Iterator<Long> iterator = new SecureRandom().longs.distinct().iterator();

That definitely looks neater. No need to manage a separate data structure. Furthermore, the docs of the longs() method state that “a pseudorandom long value is generated as if it’s the result of calling the method nextLong().  So it’s as if I’m just asking the SecureRandom to generate for me the next value each time I iterate over the stream.

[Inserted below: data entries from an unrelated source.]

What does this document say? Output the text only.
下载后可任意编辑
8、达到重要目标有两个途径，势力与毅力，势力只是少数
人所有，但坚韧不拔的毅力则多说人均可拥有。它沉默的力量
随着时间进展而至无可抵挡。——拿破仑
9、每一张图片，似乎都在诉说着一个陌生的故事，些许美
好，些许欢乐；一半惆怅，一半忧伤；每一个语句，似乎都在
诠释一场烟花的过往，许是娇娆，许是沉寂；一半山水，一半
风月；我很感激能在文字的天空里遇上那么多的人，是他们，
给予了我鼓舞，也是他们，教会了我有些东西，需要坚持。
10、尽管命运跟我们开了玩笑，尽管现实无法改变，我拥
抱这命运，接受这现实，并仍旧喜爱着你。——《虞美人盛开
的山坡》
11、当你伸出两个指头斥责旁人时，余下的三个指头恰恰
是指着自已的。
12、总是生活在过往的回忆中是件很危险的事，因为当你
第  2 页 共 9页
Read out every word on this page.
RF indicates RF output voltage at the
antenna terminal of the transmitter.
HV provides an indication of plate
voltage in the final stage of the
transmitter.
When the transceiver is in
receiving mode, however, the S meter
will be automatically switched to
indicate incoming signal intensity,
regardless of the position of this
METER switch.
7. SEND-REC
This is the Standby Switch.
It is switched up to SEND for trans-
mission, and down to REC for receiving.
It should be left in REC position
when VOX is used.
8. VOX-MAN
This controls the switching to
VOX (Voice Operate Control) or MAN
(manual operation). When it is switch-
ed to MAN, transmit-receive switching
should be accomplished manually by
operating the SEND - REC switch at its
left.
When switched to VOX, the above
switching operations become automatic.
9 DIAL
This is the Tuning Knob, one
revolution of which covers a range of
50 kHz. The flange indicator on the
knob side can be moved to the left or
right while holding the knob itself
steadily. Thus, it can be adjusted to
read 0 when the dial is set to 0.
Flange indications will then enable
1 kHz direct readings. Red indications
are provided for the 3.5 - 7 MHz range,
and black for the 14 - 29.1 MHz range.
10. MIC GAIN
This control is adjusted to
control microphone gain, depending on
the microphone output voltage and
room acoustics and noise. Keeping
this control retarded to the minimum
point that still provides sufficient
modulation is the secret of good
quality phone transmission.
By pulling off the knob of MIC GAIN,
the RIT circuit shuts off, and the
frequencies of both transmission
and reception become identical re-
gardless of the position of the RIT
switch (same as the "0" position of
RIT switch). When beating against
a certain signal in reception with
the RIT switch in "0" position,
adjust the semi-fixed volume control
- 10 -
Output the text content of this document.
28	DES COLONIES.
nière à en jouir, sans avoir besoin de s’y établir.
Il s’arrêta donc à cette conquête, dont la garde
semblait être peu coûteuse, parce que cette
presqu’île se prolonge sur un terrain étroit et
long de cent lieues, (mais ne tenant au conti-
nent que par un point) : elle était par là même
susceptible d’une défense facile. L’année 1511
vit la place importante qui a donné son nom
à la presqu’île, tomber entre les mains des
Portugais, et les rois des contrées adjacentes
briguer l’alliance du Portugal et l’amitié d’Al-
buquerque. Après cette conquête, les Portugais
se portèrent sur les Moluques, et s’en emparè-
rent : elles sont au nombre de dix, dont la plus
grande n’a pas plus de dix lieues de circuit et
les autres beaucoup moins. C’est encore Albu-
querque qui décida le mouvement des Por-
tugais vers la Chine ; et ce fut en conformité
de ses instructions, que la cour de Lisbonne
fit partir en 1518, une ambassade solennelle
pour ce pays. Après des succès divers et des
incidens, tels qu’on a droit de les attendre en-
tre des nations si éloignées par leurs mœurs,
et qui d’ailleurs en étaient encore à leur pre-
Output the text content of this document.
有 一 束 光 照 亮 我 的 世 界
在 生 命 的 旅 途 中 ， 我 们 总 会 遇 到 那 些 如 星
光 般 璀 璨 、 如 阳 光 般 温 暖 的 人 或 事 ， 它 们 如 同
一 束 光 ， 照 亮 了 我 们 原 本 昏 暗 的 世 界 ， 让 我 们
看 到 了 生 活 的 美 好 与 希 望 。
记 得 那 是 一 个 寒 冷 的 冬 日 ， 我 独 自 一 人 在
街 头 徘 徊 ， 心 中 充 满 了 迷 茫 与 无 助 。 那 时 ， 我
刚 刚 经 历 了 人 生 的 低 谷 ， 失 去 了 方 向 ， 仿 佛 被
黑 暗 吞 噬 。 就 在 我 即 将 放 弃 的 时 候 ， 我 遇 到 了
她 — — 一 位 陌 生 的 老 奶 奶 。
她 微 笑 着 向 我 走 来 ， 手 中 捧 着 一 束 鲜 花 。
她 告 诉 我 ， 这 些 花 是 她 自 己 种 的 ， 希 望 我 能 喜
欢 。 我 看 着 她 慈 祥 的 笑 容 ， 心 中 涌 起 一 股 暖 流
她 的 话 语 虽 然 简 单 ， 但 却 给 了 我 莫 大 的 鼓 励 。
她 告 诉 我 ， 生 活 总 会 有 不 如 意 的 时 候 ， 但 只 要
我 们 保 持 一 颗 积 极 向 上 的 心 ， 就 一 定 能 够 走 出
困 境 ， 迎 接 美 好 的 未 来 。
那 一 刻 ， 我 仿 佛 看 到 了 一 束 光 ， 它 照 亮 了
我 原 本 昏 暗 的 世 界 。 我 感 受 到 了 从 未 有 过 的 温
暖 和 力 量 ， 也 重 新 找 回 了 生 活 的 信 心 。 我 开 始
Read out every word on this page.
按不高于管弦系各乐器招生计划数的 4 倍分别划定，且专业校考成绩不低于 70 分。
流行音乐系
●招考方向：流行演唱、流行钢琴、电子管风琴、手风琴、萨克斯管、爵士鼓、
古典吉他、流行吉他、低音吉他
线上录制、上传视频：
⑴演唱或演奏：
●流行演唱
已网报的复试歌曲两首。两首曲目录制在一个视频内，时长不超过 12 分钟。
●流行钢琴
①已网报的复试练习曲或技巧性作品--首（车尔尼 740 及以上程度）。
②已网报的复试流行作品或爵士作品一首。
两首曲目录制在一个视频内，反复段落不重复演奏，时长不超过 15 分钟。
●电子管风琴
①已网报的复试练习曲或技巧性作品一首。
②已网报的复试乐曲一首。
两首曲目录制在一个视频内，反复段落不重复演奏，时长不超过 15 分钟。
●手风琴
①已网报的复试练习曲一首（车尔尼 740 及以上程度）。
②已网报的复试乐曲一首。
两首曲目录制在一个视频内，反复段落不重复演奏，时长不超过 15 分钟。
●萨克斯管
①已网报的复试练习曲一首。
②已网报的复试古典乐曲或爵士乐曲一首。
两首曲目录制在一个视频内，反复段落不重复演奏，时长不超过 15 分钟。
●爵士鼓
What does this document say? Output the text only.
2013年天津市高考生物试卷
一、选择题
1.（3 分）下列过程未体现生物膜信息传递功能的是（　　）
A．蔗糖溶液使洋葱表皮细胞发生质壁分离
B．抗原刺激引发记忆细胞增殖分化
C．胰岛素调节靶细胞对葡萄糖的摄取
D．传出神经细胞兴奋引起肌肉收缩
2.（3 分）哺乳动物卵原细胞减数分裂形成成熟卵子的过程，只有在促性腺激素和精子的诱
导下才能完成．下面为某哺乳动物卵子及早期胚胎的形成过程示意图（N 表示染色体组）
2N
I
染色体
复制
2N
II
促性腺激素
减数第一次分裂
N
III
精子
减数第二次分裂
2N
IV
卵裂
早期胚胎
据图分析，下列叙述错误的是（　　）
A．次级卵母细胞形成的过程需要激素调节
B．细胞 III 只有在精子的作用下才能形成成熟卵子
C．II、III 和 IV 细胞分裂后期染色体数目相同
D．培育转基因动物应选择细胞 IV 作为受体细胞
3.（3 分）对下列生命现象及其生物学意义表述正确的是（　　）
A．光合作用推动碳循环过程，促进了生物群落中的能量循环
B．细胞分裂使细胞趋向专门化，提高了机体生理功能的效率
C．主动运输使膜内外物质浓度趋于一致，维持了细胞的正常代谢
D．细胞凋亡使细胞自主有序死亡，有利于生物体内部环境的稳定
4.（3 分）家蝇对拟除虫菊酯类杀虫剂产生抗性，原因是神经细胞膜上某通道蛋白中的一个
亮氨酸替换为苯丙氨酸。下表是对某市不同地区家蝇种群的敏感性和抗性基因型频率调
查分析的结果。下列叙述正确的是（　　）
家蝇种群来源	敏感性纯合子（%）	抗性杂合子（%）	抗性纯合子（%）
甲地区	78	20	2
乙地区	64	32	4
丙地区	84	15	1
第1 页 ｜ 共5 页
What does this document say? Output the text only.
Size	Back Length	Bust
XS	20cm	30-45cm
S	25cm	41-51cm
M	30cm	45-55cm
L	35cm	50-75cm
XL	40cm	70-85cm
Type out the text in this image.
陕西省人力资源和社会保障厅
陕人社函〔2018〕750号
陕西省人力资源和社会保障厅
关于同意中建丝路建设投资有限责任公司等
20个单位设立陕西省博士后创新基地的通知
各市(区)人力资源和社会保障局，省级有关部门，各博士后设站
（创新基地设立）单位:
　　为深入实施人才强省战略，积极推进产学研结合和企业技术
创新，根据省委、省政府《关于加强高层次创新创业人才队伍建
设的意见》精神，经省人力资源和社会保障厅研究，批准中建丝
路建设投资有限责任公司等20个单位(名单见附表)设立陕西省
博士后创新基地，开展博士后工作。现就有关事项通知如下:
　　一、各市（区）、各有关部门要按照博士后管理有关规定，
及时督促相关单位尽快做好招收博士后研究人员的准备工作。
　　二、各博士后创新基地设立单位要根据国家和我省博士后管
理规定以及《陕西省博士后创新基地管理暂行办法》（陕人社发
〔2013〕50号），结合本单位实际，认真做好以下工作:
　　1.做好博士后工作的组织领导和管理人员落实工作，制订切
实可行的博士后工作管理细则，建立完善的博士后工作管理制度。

Unfortunately, it turns out this one-line approach is too good to be a true solution to my problem. The code was no longer thread-safe. A simple multi-threaded program involving this stream would generate all kinds of race condition errors. The stream and its iterator derived from a thread-safe object are not thread-safe themselves, so you would need to synchronize access to the iterator. Adding a synchronized block was an acceptable solution for my case, but in others using a concurrent set could have been better.

Conclusion

The main takeaway for me was that streams are more difficult to use than one would think. Even if the solution is simple and declarative in nature, sometimes you want to control the “how” part instead of the “what." Stream pipelines can hide important aspects of your code, such as thread-safety, which can end up in throwing exceptions with a bunch of stream low-level code in their stack traces, which are difficult to understand. Often the hiding of implementation aspects is desirable, but I should at least think about what these aspects are because there is a lot happening under the hood. In other words, think twice before using Java streams.